»Verlassen Sie sich auf mich.«
Corliss warf zuversichtlich den Kopf zurück und drängte sich durch die Menge.
»Wer ist dein Verteidiger?« fragte Frona.
Er schüttelte den Kopf.
»Du hast keinen?«
»Sie wollten mir einen geben. Einen früheren Rechtsanwalt aus den Staaten, Bill Brown heißt er, aber den habe ich abgelehnt. Ich weiß zu viel von ihm. Und vielleicht weiß er auch viel von mir, was ihn nichts angeht. Jetzt macht er den Staatsanwalt. Ich hätte ihn doch nicht ablehnen sollen. Es ist ein Lynchgericht, weißt du, und sie sind alle parteiisch. Auf mich haben sie es abgesehen, ich bin verloren.«
»Wenn ich nur Zeit hätte, wenn du mir nur einmal alles erzählen könntest.«
»Frona, ich bin doch unschuldig, ich habe doch nichts getan, ich hab’ doch kein Blut vergossen.«
»Nimm dich zusammen! Ich beschwöre dich! Nimm dich zusammen!«
Sie legte die Hand wieder auf seinen Arm und presste die Hand in seine Finger.

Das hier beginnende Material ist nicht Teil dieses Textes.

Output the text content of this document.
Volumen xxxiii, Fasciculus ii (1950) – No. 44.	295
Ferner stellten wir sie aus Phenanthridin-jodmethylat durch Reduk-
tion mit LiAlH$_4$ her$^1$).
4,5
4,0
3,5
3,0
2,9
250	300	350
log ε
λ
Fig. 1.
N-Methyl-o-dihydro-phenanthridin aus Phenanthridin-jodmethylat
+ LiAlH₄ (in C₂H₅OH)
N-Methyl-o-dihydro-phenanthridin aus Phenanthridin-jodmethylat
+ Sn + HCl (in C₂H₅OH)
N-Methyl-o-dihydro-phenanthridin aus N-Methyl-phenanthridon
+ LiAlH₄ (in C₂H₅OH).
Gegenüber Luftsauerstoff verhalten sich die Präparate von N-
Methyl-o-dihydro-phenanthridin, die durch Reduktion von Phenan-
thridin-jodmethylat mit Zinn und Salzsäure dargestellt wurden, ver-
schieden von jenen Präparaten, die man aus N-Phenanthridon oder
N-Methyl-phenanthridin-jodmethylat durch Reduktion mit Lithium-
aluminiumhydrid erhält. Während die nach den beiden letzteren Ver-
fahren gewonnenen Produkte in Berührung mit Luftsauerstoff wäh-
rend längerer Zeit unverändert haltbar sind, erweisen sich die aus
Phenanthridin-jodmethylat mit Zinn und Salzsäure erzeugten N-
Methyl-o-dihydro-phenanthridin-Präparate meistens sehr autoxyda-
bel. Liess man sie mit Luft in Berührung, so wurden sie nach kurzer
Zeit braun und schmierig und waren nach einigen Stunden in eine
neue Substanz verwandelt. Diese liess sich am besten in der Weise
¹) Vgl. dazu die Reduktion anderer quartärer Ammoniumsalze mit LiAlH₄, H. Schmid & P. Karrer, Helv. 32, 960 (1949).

»Gregory, du hast verloren bei all diesen Männern, wenn du kein Mann bist. Du weißt ja gar nicht, wie sie das hassen, wenn ein Mann in der Gefahr weint. Sie glauben ja alle, das sei schlechtes Gewissen. Oder sie glauben noch viel Schlimmeres – um Gottes willen, Vincent, wein’ doch nicht, sie glauben ja dann, dass du ein Feigling bist. Diese Leute wissen ja nichts von Nerven! Sie wissen ja nicht, dass du nur weinst, weil du empfindlichere Nerven hast als sie.«
Inzwischen war der Zeuge in seiner Aussage schon sehr weit gekommen.
»Der fremde Doktor schlägt also mit Händen und Füßen um sich«, erzählte er. »Aber nun gehen wir ran, ich und der Pierre, und packen ihn und ziehen ihn in die Hütte herein. Er schreit und schreit, wie ein angestochenes Schwein, und steht da und schreit.«
»Wer hat geschrien?« unterbrach ihn der Mann, der als Ankläger fungierte.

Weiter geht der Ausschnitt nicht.